Monday, March 9, 2009

love sucks.

Okay. So here it goes. I have never in my life been this confused about a boy before. I possibly loved H. But I know that is a tough topic so I'll avoid it. What I am talking about is K. I do not know why but for some reason I want him to like me sooo bad. There are many reasons why I like him but I have always wondered why he likes S and not me. I think about it each and every day and I still cannot come up with the solution. Sure he has liked her for 2 months but hello! She's not that special. Sorry if I sound like a brat but this is bothering me. Not being conceited or anything but I think I am just as pretty as she is. This always happens. Whenever I fall for a guy he likes someone else. And everyone says, "Oh Nikki. It's not a big deal. He was too stupid to say yes. He doesn't know what he's missing." But after awhile that saying gets old and you feel so crappy that you want to just give up. I continue to tell myself that I am Nikki and I AM fabulous. But it doesn't work.
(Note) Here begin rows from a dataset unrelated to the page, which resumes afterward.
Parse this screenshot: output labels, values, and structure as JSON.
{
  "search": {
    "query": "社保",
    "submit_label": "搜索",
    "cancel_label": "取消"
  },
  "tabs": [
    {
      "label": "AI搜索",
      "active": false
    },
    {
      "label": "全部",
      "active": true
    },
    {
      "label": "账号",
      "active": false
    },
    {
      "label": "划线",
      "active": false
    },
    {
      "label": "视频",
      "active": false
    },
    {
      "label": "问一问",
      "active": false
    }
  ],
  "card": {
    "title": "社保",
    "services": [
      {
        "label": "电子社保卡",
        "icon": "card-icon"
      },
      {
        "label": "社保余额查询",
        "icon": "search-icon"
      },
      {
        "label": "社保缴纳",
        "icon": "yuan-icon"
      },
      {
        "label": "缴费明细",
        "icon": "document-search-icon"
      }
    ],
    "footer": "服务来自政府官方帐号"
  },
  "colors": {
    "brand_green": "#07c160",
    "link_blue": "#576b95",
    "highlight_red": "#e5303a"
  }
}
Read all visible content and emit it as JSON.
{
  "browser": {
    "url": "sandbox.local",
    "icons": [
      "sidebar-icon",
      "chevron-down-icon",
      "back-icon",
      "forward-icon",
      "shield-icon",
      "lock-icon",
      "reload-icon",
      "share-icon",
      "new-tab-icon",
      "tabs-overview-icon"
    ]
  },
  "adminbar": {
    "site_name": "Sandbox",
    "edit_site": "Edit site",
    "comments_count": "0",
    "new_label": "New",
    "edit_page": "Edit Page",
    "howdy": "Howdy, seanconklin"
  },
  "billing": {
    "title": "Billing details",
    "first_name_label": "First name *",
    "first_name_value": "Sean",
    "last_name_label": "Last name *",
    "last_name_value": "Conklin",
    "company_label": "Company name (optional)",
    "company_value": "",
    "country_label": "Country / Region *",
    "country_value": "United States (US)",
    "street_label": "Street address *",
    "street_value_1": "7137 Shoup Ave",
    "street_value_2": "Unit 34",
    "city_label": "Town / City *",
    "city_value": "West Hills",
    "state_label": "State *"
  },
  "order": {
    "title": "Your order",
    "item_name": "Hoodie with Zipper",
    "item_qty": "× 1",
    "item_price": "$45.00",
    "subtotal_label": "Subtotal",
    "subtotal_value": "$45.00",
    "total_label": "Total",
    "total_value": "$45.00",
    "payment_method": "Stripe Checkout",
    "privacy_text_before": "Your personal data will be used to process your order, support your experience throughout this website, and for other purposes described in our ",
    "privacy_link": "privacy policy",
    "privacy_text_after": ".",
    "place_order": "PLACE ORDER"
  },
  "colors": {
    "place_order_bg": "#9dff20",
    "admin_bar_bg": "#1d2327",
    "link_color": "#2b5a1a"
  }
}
And all around you your best friends have boys that love them and you think, "How come the boy I like doesn't like me?" Rough. That's the suckiest situation ever. Boys were so much easier when they had cooties. But for me they never did. My first crush was pre-k. Imagine that. I loved a boy when I was a tot. But of course he didn't love me because he thought I had "cooties". Lovely. I start to think about high school and all the boys that I will meet there but what if they do not like me? I think I would be better off a hermit... Sounds good.


So hopefully he gets over S. But it's doubtful. Whatever. I'll get over it. Again.